More than 20 people have been taken to hospital following a chemical spill at a warehouse in Livingston, Scotland.
The chemical involved was understood to be denatonium benzoate, which is included in products such as shampoos and liquid soaps.
Lothian and Borders Fire and Rescue Service said 23 people were taken to the town's St John's hospital after complaining of breathlessness and throat irritation after the incident at the Palletways warehouse which happened as the chemical was being moved on a forklift truck.
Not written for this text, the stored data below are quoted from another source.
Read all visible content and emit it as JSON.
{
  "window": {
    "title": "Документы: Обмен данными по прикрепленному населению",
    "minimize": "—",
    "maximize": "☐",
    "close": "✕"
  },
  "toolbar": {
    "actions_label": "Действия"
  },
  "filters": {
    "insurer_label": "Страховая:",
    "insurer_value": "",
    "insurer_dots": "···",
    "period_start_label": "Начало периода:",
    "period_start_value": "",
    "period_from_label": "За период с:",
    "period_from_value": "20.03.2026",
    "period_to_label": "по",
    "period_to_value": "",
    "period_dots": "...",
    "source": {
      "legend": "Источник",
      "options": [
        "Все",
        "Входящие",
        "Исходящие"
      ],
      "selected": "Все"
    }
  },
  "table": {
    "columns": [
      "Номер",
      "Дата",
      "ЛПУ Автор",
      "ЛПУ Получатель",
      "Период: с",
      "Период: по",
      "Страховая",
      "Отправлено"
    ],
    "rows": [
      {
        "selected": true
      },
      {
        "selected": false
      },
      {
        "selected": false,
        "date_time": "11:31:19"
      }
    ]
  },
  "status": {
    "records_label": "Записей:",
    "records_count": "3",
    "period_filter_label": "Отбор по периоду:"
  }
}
A fire service spokeswoman told the Press Association: "More than 20 firefighters were called to a chemical spill at Palletways warehouse in Livingston, West Lothian, shortly after 8am this morning.
"A small spillage of non-toxic chemical occurred at the business in Simpson Parkway, near MacIntosh Road, Kirkton, Livingston.
"The building was evacuated by fire crews and 23 people were checked over at the scene by ambulance crews before being taken to St John's Hospital in Livingston for a check-up after the incident.
"The casualties were complaining of throat irritation and mild breathlessness.
"Firefighters using breathing apparatus and wearing gas-tight chemical suits dealt with the spillage and made the area safe."
Denatonium benzoate, often known as Bitrex, is a foul-tasting substance used in toxic household products, such as bleach or anti-freeze, to make them taste bitter and prevent accidental ingestion.
Dr Alison McCallum, director of public health and health policy at NHS Lothian, said: "NHS Lothian was alerted to the non-toxic chemical spill and appropriate action plans were immediately activated at St John's Hospital to deal with any casualties.
"The chemical involved, denatonium benzoate, was quickly identified as non-toxic and, therefore, there was no risk to the wider community.
"A total of 23 people were identified as having minor symptoms and they were assessed and treated in the accident and emergency department in St John's.
"There is no impact on the services at St John's, which continue to run normally."